Pesach Without Pressure: Malky Katz

There are many ways to make Pesach. None of them have to involve tears, extreme fatigue, or a week of pizza bagels. In this column we’ll meet women with vastly different methods, but who all share the goal of reaching Pesach calmly and happily.

Name: Malky Katz*
Been making Pesach for: 31 years, minus 4 or 5
Motto: Getting a head start makes jobs more pleasant and removes pressure
Last things… first?
The kitchen is critical, so it gets done first. Everything else — if I have to lock up a closet, I’ll lock it up. If I don’t vacuum the mattresses, that’s fine. But there’s no getting around those kitchen jobs, and having the foresight to do things early, keeps the kitchen from getting overwhelming.
Getting Started
I start about six weeks before Pesach… in the kitchen. One week I deal with the area around the stove, scrub the grease, then cover everything with foil, which I remove right before Pesach. The next week, I’ll scrub a couple cabinets, then empty one of them, storing everything in the other cabinet. Then, I put plastic on the table, take out the Pesach things, line the empty cabinet, put in the Pesach things, close the cabinet, and seal it with foil or a plastic tablecloth, and have one cabinet ready for Pesach.
I do one major job like this each week. I learned early on which jobs made me crazy — and it was needing to do all of those things at the end that made making Pesach tedious and pressured — so I started doing them bit by bit, breaking down overwhelming jobs into smaller pieces.

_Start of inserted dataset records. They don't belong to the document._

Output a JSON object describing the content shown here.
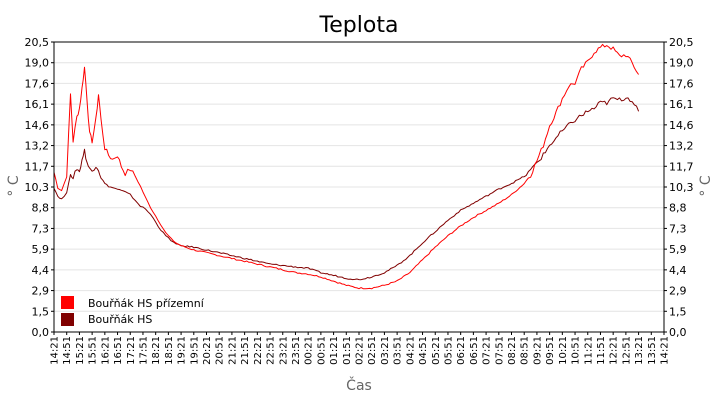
{
  "chart_data": {
    "type": "line",
    "title": "Teplota",
    "xlabel": "Čas",
    "ylabel": "° C",
    "ylim": [
      0,
      20.5
    ],
    "grid": true,
    "legend_position": "bottom-left",
    "y_ticks": [
      "0,0",
      "1,5",
      "2,9",
      "4,4",
      "5,9",
      "7,3",
      "8,8",
      "10,3",
      "11,7",
      "13,2",
      "14,6",
      "16,1",
      "17,6",
      "19,0",
      "20,5"
    ],
    "x_ticks": [
      "14:21",
      "14:51",
      "15:21",
      "15:51",
      "16:21",
      "16:51",
      "17:21",
      "17:51",
      "18:21",
      "18:51",
      "19:21",
      "19:51",
      "20:21",
      "20:51",
      "21:21",
      "21:51",
      "22:21",
      "22:51",
      "23:21",
      "23:51",
      "00:21",
      "00:51",
      "01:21",
      "01:51",
      "02:21",
      "02:51",
      "03:21",
      "03:51",
      "04:21",
      "04:51",
      "05:21",
      "05:51",
      "06:21",
      "06:51",
      "07:21",
      "07:51",
      "08:21",
      "08:51",
      "09:21",
      "09:51",
      "10:21",
      "10:51",
      "11:21",
      "11:51",
      "12:21",
      "12:51",
      "13:21",
      "13:51",
      "14:21"
    ],
    "series": [
      {
        "name": "Bouřňák HS přízemní",
        "color": "#ff0000",
        "points": [
          [
            0,
            11.3
          ],
          [
            0.3,
            10.2
          ],
          [
            0.6,
            10.0
          ],
          [
            1.0,
            11.0
          ],
          [
            1.3,
            16.8
          ],
          [
            1.5,
            13.5
          ],
          [
            1.8,
            15.2
          ],
          [
            2.0,
            15.8
          ],
          [
            2.2,
            17.2
          ],
          [
            2.4,
            18.7
          ],
          [
            2.6,
            16.5
          ],
          [
            2.8,
            14.0
          ],
          [
            3.0,
            13.5
          ],
          [
            3.3,
            15.0
          ],
          [
            3.5,
            16.8
          ],
          [
            3.7,
            15.0
          ],
          [
            4.0,
            13.0
          ],
          [
            4.3,
            12.5
          ],
          [
            4.6,
            12.2
          ],
          [
            5.0,
            12.5
          ],
          [
            5.3,
            11.7
          ],
          [
            5.6,
            11.2
          ],
          [
            6.0,
            11.5
          ],
          [
            6.4,
            11.0
          ],
          [
            6.8,
            10.3
          ],
          [
            7.2,
            9.5
          ],
          [
            7.6,
            8.8
          ],
          [
            8.0,
            8.2
          ],
          [
            8.4,
            7.6
          ],
          [
            8.8,
            7.0
          ],
          [
            9.2,
            6.6
          ],
          [
            9.6,
            6.3
          ],
          [
            10,
            6.1
          ],
          [
            11,
            5.8
          ],
          [
            12,
            5.6
          ],
          [
            13,
            5.4
          ],
          [
            14,
            5.2
          ],
          [
            15,
            5.0
          ],
          [
            16,
            4.8
          ],
          [
            17,
            4.6
          ],
          [
            18,
            4.4
          ],
          [
            19,
            4.2
          ],
          [
            20,
            4.1
          ],
          [
            21,
            3.9
          ],
          [
            22,
            3.6
          ],
          [
            23,
            3.3
          ],
          [
            24,
            3.1
          ],
          [
            25,
            3.1
          ],
          [
            26,
            3.3
          ],
          [
            27,
            3.6
          ],
          [
            28,
            4.2
          ],
          [
            29,
            5.1
          ],
          [
            30,
            6.0
          ],
          [
            31,
            6.8
          ],
          [
            32,
            7.5
          ],
          [
            33,
            8.1
          ],
          [
            34,
            8.6
          ],
          [
            35,
            9.1
          ],
          [
            36,
            9.7
          ],
          [
            37,
            10.5
          ],
          [
            37.5,
            11.1
          ],
          [
            38,
            12.1
          ],
          [
            38.5,
            13.2
          ],
          [
            39,
            14.6
          ],
          [
            39.5,
            15.5
          ],
          [
            40,
            16.5
          ],
          [
            40.5,
            17.4
          ],
          [
            41,
            17.6
          ],
          [
            41.5,
            18.6
          ],
          [
            42,
            19.1
          ],
          [
            42.5,
            19.8
          ],
          [
            43,
            20.1
          ],
          [
            43.5,
            20.3
          ],
          [
            44,
            20.0
          ],
          [
            44.5,
            19.5
          ],
          [
            45,
            19.6
          ],
          [
            45.5,
            19.0
          ],
          [
            46,
            18.2
          ]
        ]
      },
      {
        "name": "Bouřňák HS",
        "color": "#800000",
        "points": [
          [
            0,
            10.2
          ],
          [
            0.3,
            9.6
          ],
          [
            0.6,
            9.4
          ],
          [
            1.0,
            9.8
          ],
          [
            1.3,
            11.3
          ],
          [
            1.5,
            10.8
          ],
          [
            1.8,
            11.6
          ],
          [
            2.0,
            11.3
          ],
          [
            2.2,
            12.2
          ],
          [
            2.4,
            12.8
          ],
          [
            2.6,
            12.0
          ],
          [
            2.8,
            11.5
          ],
          [
            3.0,
            11.4
          ],
          [
            3.3,
            11.8
          ],
          [
            3.5,
            11.5
          ],
          [
            3.7,
            10.9
          ],
          [
            4.0,
            10.5
          ],
          [
            4.3,
            10.3
          ],
          [
            4.6,
            10.2
          ],
          [
            5.0,
            10.1
          ],
          [
            5.3,
            10.0
          ],
          [
            5.6,
            9.9
          ],
          [
            6.0,
            9.7
          ],
          [
            6.4,
            9.3
          ],
          [
            6.8,
            8.9
          ],
          [
            7.2,
            8.7
          ],
          [
            7.6,
            8.3
          ],
          [
            8.0,
            7.8
          ],
          [
            8.4,
            7.2
          ],
          [
            8.8,
            6.8
          ],
          [
            9.2,
            6.5
          ],
          [
            9.6,
            6.2
          ],
          [
            10,
            6.1
          ],
          [
            11,
            6.0
          ],
          [
            12,
            5.8
          ],
          [
            13,
            5.6
          ],
          [
            14,
            5.4
          ],
          [
            15,
            5.2
          ],
          [
            16,
            5.0
          ],
          [
            17,
            4.8
          ],
          [
            18,
            4.7
          ],
          [
            19,
            4.6
          ],
          [
            20,
            4.5
          ],
          [
            21,
            4.2
          ],
          [
            22,
            4.0
          ],
          [
            23,
            3.8
          ],
          [
            24,
            3.7
          ],
          [
            25,
            3.9
          ],
          [
            26,
            4.2
          ],
          [
            27,
            4.7
          ],
          [
            28,
            5.4
          ],
          [
            29,
            6.3
          ],
          [
            30,
            7.1
          ],
          [
            31,
            7.9
          ],
          [
            32,
            8.6
          ],
          [
            33,
            9.1
          ],
          [
            34,
            9.6
          ],
          [
            35,
            10.1
          ],
          [
            36,
            10.5
          ],
          [
            37,
            11.0
          ],
          [
            37.5,
            11.4
          ],
          [
            38,
            12.0
          ],
          [
            38.5,
            12.5
          ],
          [
            39,
            13.2
          ],
          [
            39.5,
            13.7
          ],
          [
            40,
            14.2
          ],
          [
            40.5,
            14.6
          ],
          [
            41,
            15.0
          ],
          [
            41.5,
            15.3
          ],
          [
            42,
            15.6
          ],
          [
            42.5,
            15.8
          ],
          [
            43,
            16.2
          ],
          [
            43.5,
            16.2
          ],
          [
            44,
            16.5
          ],
          [
            44.5,
            16.4
          ],
          [
            45,
            16.6
          ],
          [
            45.5,
            16.4
          ],
          [
            46,
            15.6
          ]
        ]
      }
    ]
  }
}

About three weeks before Pesach, I kasher the pareve side of my kitchen and wash everything with bleach. I take down the Pesachdig food processor, make the gefilte fish mixture, wrap it, and put it in the freezer. Then I take plastic tablecloths and cover that section of the kitchen, from the tops of the upper cabinets to the floor. Nothing can jump past plastic! I’m not afraid — there’s no fear in my system.